Solidarity, it turned out, was not enough to keep the gilets going.

Now the Yellow Vests seem to have been taken over by left-wing militants and professional revolutionaries. What about the rural people who just wanted solidarity? Are they represented by the Yellow Vests who are now on Paris’s streets wreaking havoc? Do they agree with last weekend’s Yellow Vest protestors, who objected to all the rich French people giving money to rebuild Notre Dame de Paris?

Read the whole thing.  We are all in for a very bumpy ride. Caldwell points out clearly that you can’t draw strong equivalencies between what’s going on in France and what’s going on in the US. I’ve been wondering what comes after Trump on the Right. He is not a man of ideas or ideology; he governs by force of personality. Consequently, we haven’t seen any sort of organized populist movement emerge under his presidency. But it is also clear that after Trump, there will be no return to the GOP status quo. So, what then?

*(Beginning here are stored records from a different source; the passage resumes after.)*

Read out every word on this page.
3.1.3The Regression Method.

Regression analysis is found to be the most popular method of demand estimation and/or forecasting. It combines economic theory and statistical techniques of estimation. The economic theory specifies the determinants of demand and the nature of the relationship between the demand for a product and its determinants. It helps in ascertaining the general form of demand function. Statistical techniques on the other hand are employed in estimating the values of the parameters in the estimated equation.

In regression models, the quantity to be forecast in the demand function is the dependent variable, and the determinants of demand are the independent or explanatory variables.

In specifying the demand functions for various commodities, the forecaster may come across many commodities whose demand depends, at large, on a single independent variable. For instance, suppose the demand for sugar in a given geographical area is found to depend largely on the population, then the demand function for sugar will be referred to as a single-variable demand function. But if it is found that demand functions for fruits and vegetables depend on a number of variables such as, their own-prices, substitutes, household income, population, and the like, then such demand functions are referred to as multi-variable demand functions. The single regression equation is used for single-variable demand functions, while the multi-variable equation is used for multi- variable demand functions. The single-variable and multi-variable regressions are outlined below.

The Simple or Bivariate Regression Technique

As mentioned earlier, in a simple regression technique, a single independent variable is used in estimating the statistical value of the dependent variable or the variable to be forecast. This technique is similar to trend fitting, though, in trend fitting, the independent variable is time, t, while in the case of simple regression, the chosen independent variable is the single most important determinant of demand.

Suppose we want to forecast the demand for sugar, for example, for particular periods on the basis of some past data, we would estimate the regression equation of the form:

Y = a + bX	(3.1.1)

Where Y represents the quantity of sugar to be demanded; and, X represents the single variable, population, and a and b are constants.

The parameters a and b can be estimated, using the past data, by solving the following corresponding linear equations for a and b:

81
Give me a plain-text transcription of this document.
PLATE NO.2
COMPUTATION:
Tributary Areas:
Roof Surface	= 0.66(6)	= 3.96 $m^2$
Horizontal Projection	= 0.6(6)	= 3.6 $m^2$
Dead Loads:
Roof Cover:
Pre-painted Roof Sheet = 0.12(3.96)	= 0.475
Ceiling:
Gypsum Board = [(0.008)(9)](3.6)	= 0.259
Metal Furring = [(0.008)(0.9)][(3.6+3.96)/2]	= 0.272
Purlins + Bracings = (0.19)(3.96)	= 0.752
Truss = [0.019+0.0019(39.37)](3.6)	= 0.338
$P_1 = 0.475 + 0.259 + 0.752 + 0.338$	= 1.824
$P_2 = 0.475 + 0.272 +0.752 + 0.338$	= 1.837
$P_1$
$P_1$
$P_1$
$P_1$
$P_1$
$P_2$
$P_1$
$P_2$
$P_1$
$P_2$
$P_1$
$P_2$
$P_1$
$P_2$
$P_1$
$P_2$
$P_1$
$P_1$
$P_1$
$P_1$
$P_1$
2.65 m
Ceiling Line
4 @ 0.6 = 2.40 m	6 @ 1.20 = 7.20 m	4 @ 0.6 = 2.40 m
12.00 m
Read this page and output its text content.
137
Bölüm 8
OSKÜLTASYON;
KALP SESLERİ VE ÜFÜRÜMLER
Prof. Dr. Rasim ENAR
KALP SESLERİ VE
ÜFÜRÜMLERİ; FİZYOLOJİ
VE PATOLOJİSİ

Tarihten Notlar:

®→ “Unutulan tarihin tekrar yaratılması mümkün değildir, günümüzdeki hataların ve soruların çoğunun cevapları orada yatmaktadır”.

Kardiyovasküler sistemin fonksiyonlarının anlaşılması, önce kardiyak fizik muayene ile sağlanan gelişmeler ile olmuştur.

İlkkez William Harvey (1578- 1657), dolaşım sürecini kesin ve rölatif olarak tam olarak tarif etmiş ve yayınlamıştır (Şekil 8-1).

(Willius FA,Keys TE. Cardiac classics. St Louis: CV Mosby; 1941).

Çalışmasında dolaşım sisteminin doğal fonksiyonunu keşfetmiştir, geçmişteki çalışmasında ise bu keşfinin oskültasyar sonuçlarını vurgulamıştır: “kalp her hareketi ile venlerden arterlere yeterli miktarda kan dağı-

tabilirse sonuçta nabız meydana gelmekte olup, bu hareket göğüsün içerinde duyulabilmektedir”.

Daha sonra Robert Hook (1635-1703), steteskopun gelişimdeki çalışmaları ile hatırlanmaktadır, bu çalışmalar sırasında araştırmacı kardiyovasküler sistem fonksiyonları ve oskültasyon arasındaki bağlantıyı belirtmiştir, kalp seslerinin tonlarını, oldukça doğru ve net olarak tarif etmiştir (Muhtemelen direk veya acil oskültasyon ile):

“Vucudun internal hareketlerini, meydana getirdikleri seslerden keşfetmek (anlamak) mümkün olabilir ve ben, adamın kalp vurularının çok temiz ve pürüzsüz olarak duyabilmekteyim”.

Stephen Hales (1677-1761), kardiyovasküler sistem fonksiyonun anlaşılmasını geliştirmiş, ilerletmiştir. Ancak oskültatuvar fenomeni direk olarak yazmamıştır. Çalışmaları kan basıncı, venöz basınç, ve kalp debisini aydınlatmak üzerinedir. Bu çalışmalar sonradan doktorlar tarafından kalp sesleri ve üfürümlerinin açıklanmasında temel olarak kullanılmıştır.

It is also clear that the Democrats will almost certainly not go back to the Clinton-Obama status quo. They are now in the process of determining what kind of party they will be. Will they focus more on economic issues, or stand fast on identity politics? Seems to me that if they wanted to gain power, they would focus on economics. But any attempt to do that without paying proper respect to the demands of identity politics is going to draw down the wrath of the party’s Social Justice Warriors.